11.2 What Is Bit Data, Anyway?

Before describing how to manipulate bits, it might not be a bad idea to define exactly what this text means by bit data. Most readers probably assume that bit manipulation programs twiddle individual bits in memory. While programs that do this are definitely bit manipulation programs, we're not going to limit our definition to just those programs. For our purposes, "bit manipulation" refers to working with data types that consist of strings of bits that are non-contiguous or are not an even multiple of 8 bits long. Generally, such bit objects will not represent numeric integers, although we will not place this restriction on our bit strings.

A bit string is some contiguous sequence of one or more bits (this term even applies if the bit string's length is an even multiple of 8 bits). Note that a bit string does not have to start or end at any special point. For example, a bit string could start in bit 7 of one byte in memory and continue through to bit 6 of the next byte in memory. Likewise, a bit string could begin in bit 30 of EAX, consume the upper 2 bits of EAX, and then continue from bit 0 through bit 17 of EBX. In memory, the bits must be physically contiguous (i.e., the bit numbers are always increasing except when crossing a byte boundary, and at byte boundaries the memory address increases by one byte). In registers, if a bit string crosses a register boundary, the application defines the continuation register, but the bit string always continues in bit zero of that second register.

A bit set is a collection of bits, not necessarily contiguous (though they may be contiguous), within some larger data structure. For example, bits 0..3, 7, 12, 24, and 31 from some double word forms a set of bits. Usually, we will limit bit sets to some reasonably sized container object (that is, the data structure that encapsulates the bit set), but the definition doesn't specifically limit the size. Normally, we will deal with bit sets that are part of an object no more than about 32 or 64 bits in size, though this limit is completely artificial. Note that bit strings are special cases of bit sets.

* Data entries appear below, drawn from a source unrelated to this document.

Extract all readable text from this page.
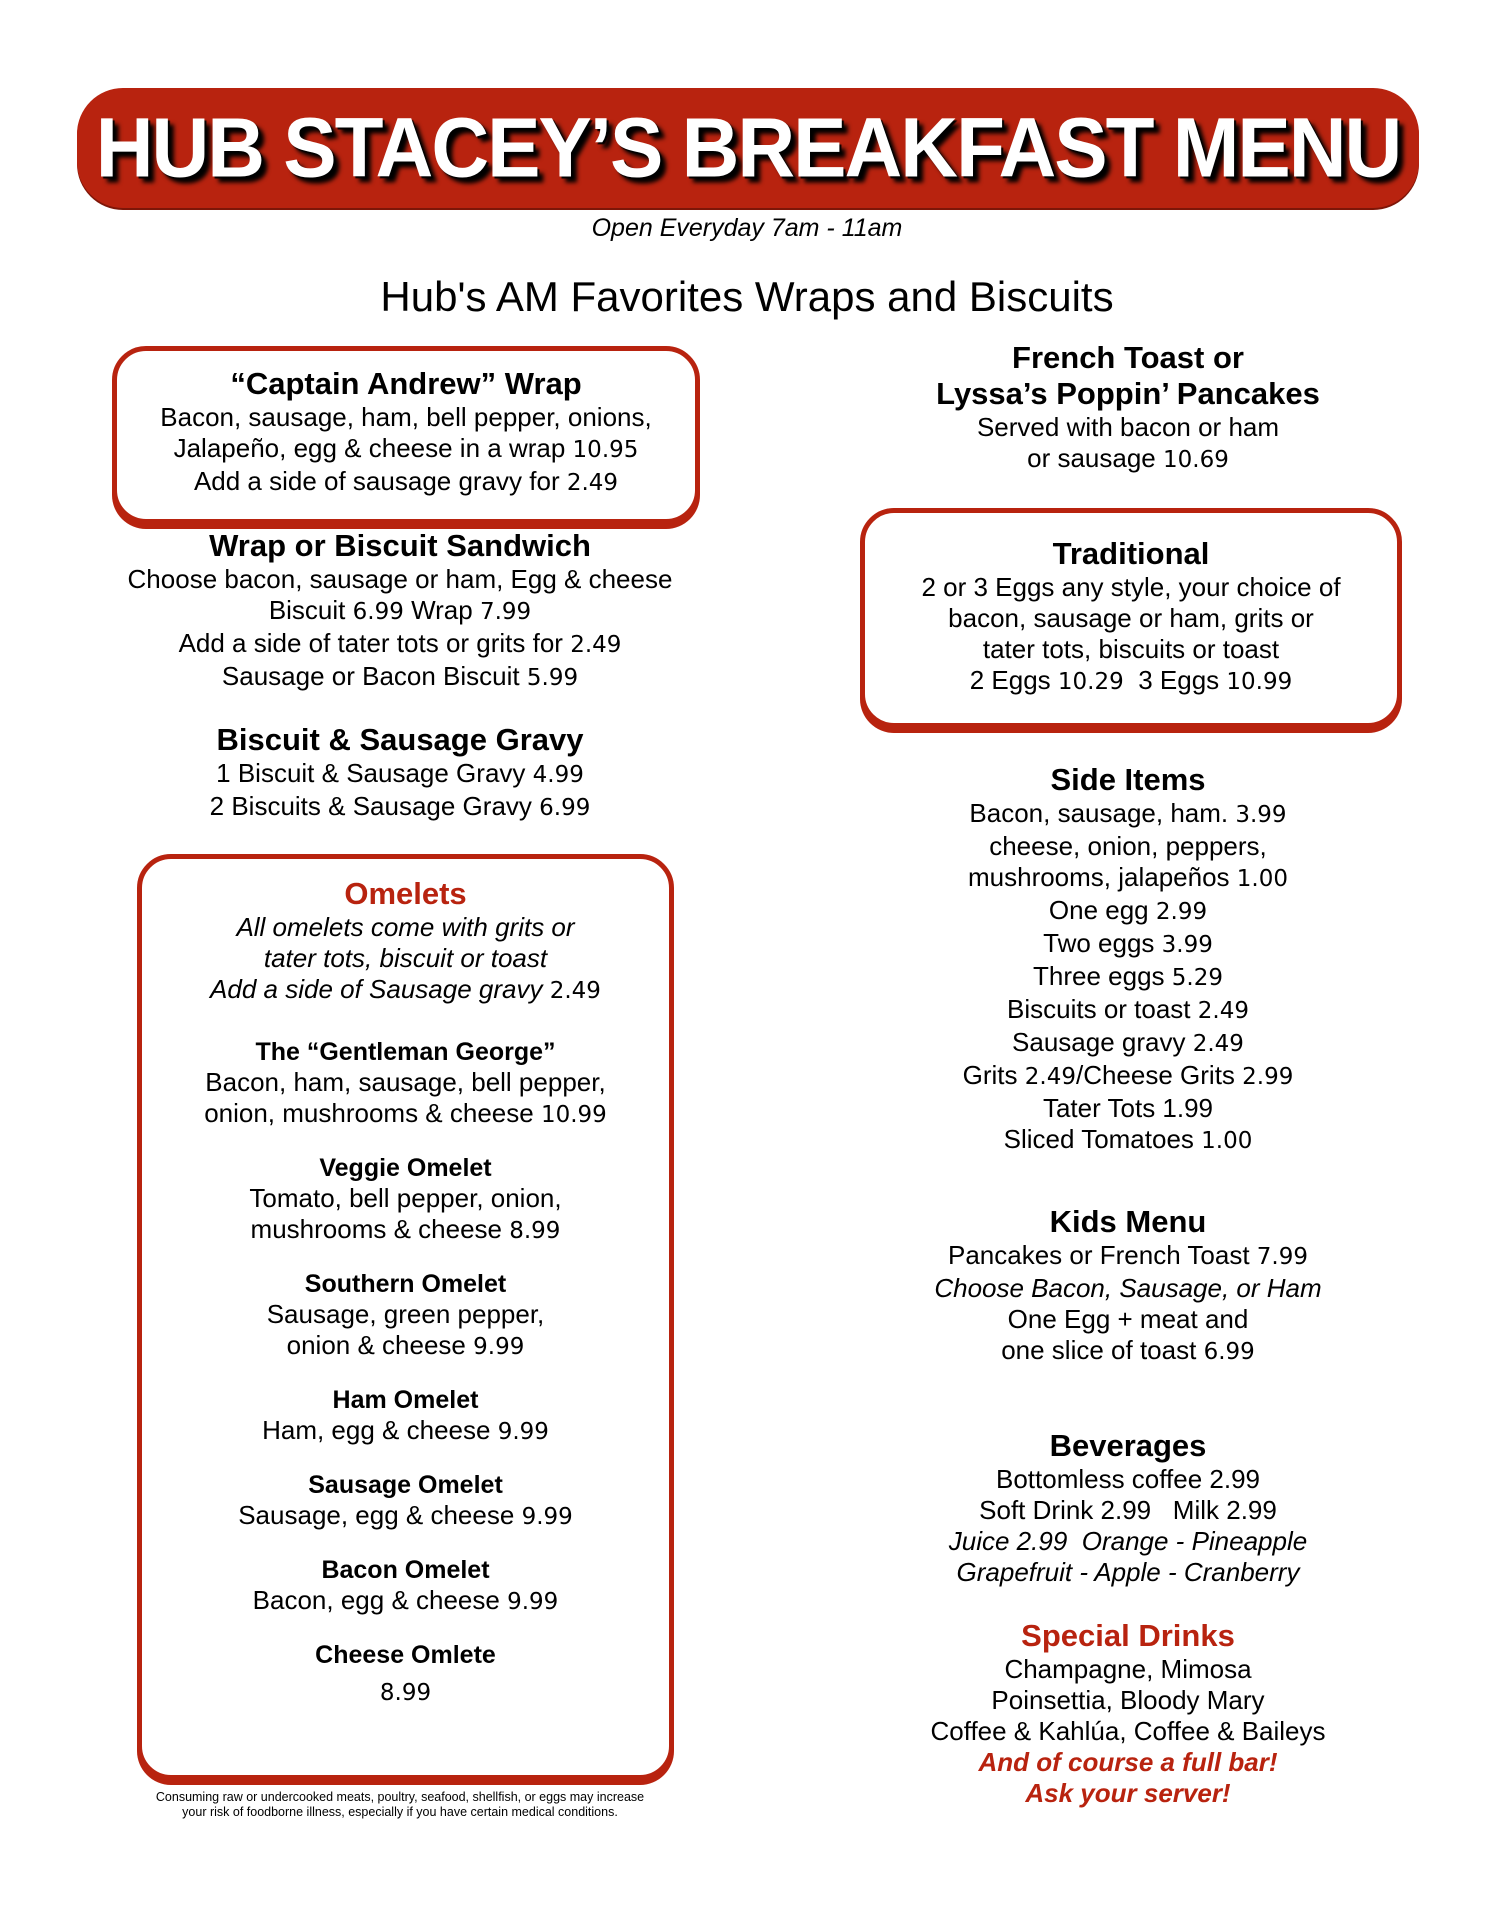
HUB STACEY’S BREAKFAST MENU
Open Everyday 7am - 11am
Hub's AM Favorites Wraps and Biscuits
“Captain Andrew” Wrap
Bacon, sausage, ham, bell pepper, onions,
Jalapeño, egg & cheese in a wrap 10.95
Add a side of sausage gravy for 2.49
Wrap or Biscuit Sandwich
Choose bacon, sausage or ham, Egg & cheese
Biscuit 6.99 Wrap 7.99
Add a side of tater tots or grits for 2.49
Sausage or Bacon Biscuit 5.99
Biscuit & Sausage Gravy
1 Biscuit & Sausage Gravy 4.99
2 Biscuits & Sausage Gravy 6.99
Omelets
All omelets come with grits or
tater tots, biscuit or toast
Add a side of Sausage gravy 2.49
The “Gentleman George”
Bacon, ham, sausage, bell pepper,
onion, mushrooms & cheese 10.99
Veggie Omelet
Tomato, bell pepper, onion,
mushrooms & cheese 8.99
Southern Omelet
Sausage, green pepper,
onion & cheese 9.99
Ham Omelet
Ham, egg & cheese 9.99
Sausage Omelet
Sausage, egg & cheese 9.99
Bacon Omelet
Bacon, egg & cheese 9.99
Cheese Omlete
8.99
Consuming raw or undercooked meats, poultry, seafood, shellfish, or eggs may increase
your risk of foodborne illness, especially if you have certain medical conditions.
French Toast or
Lyssa’s Poppin’ Pancakes
Served with bacon or ham
or sausage 10.69
Traditional
2 or 3 Eggs any style, your choice of
bacon, sausage or ham, grits or
tater tots, biscuits or toast
2 Eggs 10.29 3 Eggs 10.99
Side Items
Bacon, sausage, ham. 3.99
cheese, onion, peppers,
mushrooms, jalapeños 1.00
One egg 2.99
Two eggs 3.99
Three eggs 5.29
Biscuits or toast 2.49
Sausage gravy 2.49
Grits 2.49/Cheese Grits 2.99
Tater Tots 1.99
Sliced Tomatoes 1.00
Kids Menu
Pancakes or French Toast 7.99
Choose Bacon, Sausage, or Ham
One Egg + meat and
one slice of toast 6.99
Beverages
Bottomless coffee 2.99
Soft Drink 2.99   Milk 2.99
Juice 2.99  Orange - Pineapple
Grapefruit - Apple - Cranberry
Special Drinks
Champagne, Mimosa
Poinsettia, Bloody Mary
Coffee & Kahlúa, Coffee & Baileys
And of course a full bar!
Ask your server!
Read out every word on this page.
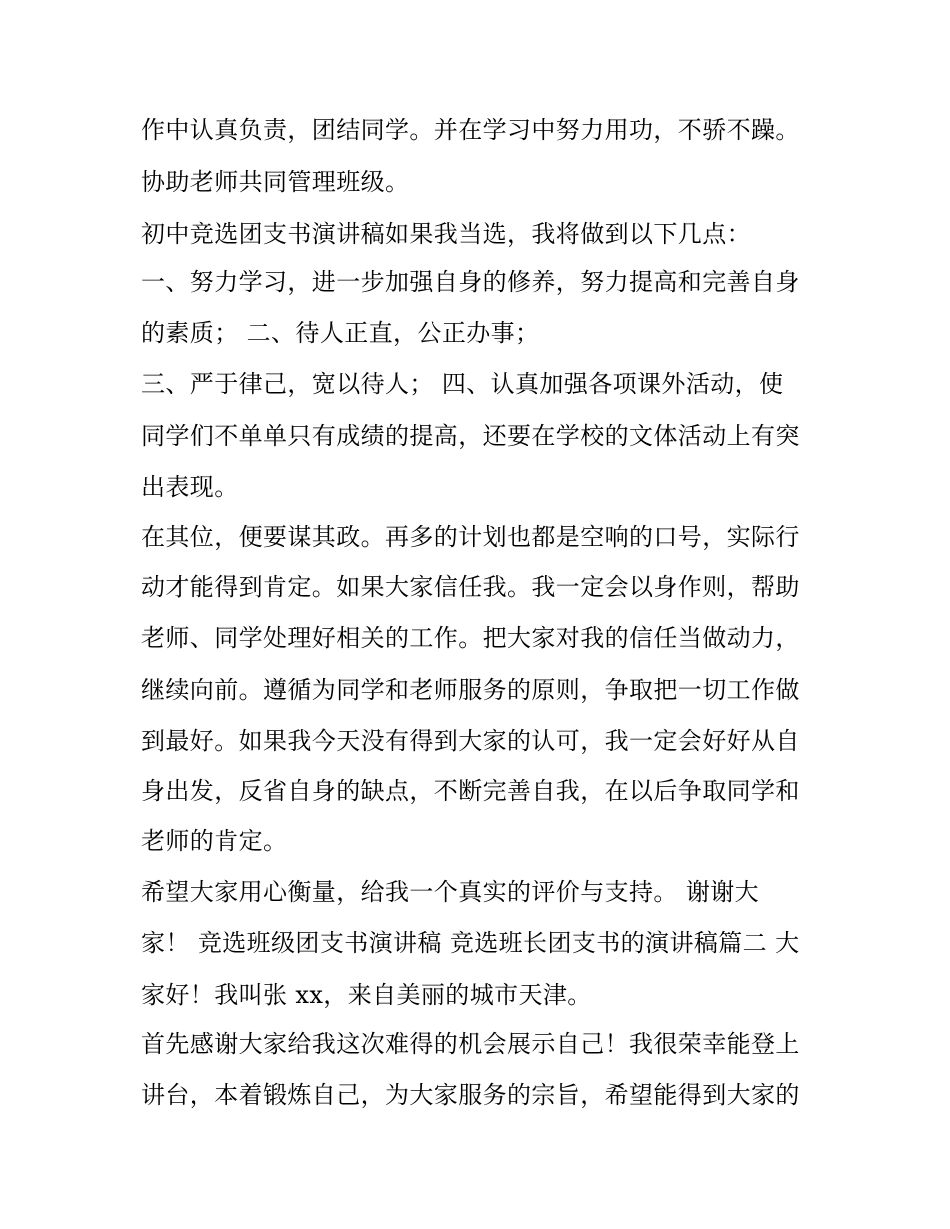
作中认真负责，团结同学。并在学习中努力用功，不骄不躁。
协助老师共同管理班级。
初中竞选团支书演讲稿如果我当选，我将做到以下几点：
一、努力学习，进一步加强自身的修养，努力提高和完善自身
的素质； 二、待人正直，公正办事；
三、严于律己，宽以待人； 四、认真加强各项课外活动，使
同学们不单单只有成绩的提高，还要在学校的文体活动上有突
出表现。
在其位，便要谋其政。再多的计划也都是空响的口号，实际行
动才能得到肯定。如果大家信任我。我一定会以身作则，帮助
老师、同学处理好相关的工作。把大家对我的信任当做动力，
继续向前。遵循为同学和老师服务的原则，争取把一切工作做
到最好。如果我今天没有得到大家的认可，我一定会好好从自
身出发，反省自身的缺点，不断完善自我，在以后争取同学和
老师的肯定。
希望大家用心衡量，给我一个真实的评价与支持。 谢谢大
家！ 竞选班级团支书演讲稿 竞选班长团支书的演讲稿篇二 大
家好！我叫张 xx，来自美丽的城市天津。
首先感谢大家给我这次难得的机会展示自己！我很荣幸能登上
讲台，本着锻炼自己，为大家服务的宗旨，希望能得到大家的
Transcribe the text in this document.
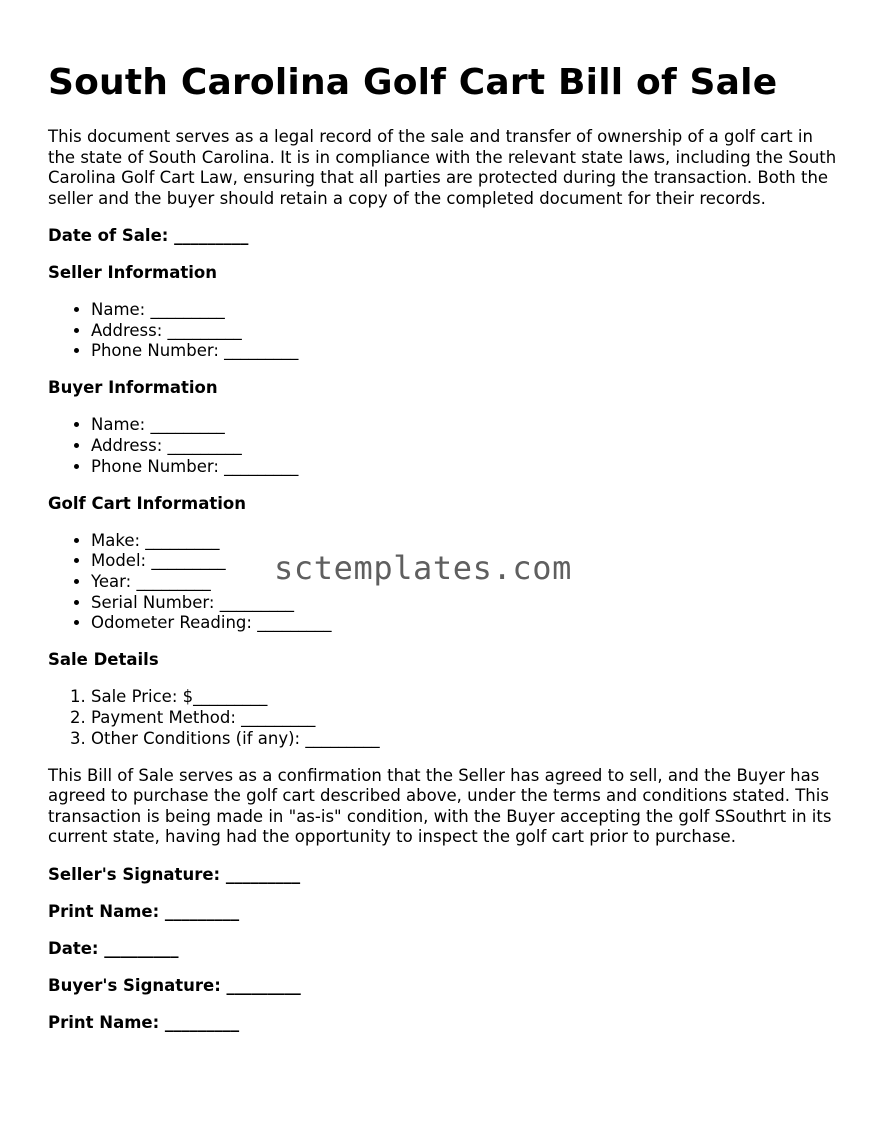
South Carolina Golf Cart Bill of Sale

This document serves as a legal record of the sale and transfer of ownership of a golf cart in the state of South Carolina. It is in compliance with the relevant state laws, including the South Carolina Golf Cart Law, ensuring that all parties are protected during the transaction. Both the seller and the buyer should retain a copy of the completed document for their records.

Date of Sale: _________

Seller Information

• Name: _________
• Address: _________
• Phone Number: _________

Buyer Information

• Name: _________
• Address: _________
• Phone Number: _________

Golf Cart Information

• Make: _________
• Model: _________
• Year: _________
• Serial Number: _________
• Odometer Reading: _________

Sale Details

1. Sale Price: $_________
2. Payment Method: _________
3. Other Conditions (if any): _________

This Bill of Sale serves as a confirmation that the Seller has agreed to sell, and the Buyer has agreed to purchase the golf cart described above, under the terms and conditions stated. This transaction is being made in "as-is" condition, with the Buyer accepting the golf SSouthrt in its current state, having had the opportunity to inspect the golf cart prior to purchase.

Seller's Signature: _________

Print Name: _________

Date: _________

Buyer's Signature: _________

Print Name: _________

sctemplates.com
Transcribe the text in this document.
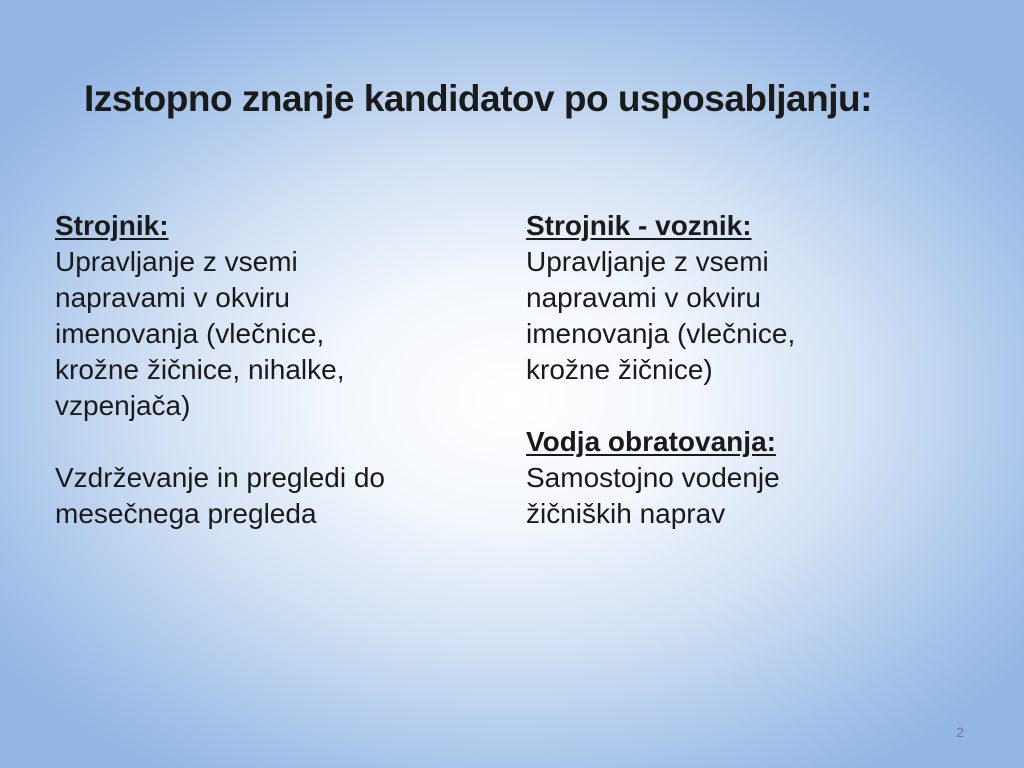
Izstopno znanje kandidatov po usposabljanju:

Strojnik:

Upravljanje z vsemi

napravami v okviru

imenovanja (vlečnice,

krožne žičnice, nihalke,

vzpenjača)

Vzdrževanje in pregledi do

mesečnega pregleda

Strojnik - voznik:

Upravljanje z vsemi

napravami v okviru

imenovanja (vlečnice,

krožne žičnice)

Vodja obratovanja:

Samostojno vodenje

žičniških naprav

2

A bit run is a sequence of bits with all the same value. A run of zeros is a bit string that contains all zeros, and a run of ones is a bit string containing all ones. The first set bit in a bit string is the bit position of the first bit containing a one in a bit string, i.e., the first ‘1’ bit following a possible run of zeros. A similar definition exists for the first clear bit. The last set bit is the last bit position in a bit string containing that contains ‘1’; afterward, the remainder of the string forms an uninterrupted run of zeros. A similar definition exists for the last clear bit.

A bit offset is the number of bits from some boundary position (usually a byte boundary) to the specified bit. As noted in Chapter 2, we number the bits starting from zero at the boundary location. If the offset is less than 32, then the bit offset is the same as the bit number in a byte, word, or double word value.

A mask is a sequence of bits that we'll use to manipulate certain bits in another value. For example, the bit string %0000_1111_0000, when it's used with the and instruction, can mask away (clear) all the bits except bits 4 through 7. Likewise, if you use the same value with the or instruction, it can force bits 4 through 7 to ones in the destination operand. The term "mask" comes from the use of these bit strings with the and instruction; in those situations the one and zero bits behave like masking tape when you're painting something; they pass through certain bits unchanged while masking out (clearing) the other bits.

Armed with these definitions, we're ready to start manipulating some bits!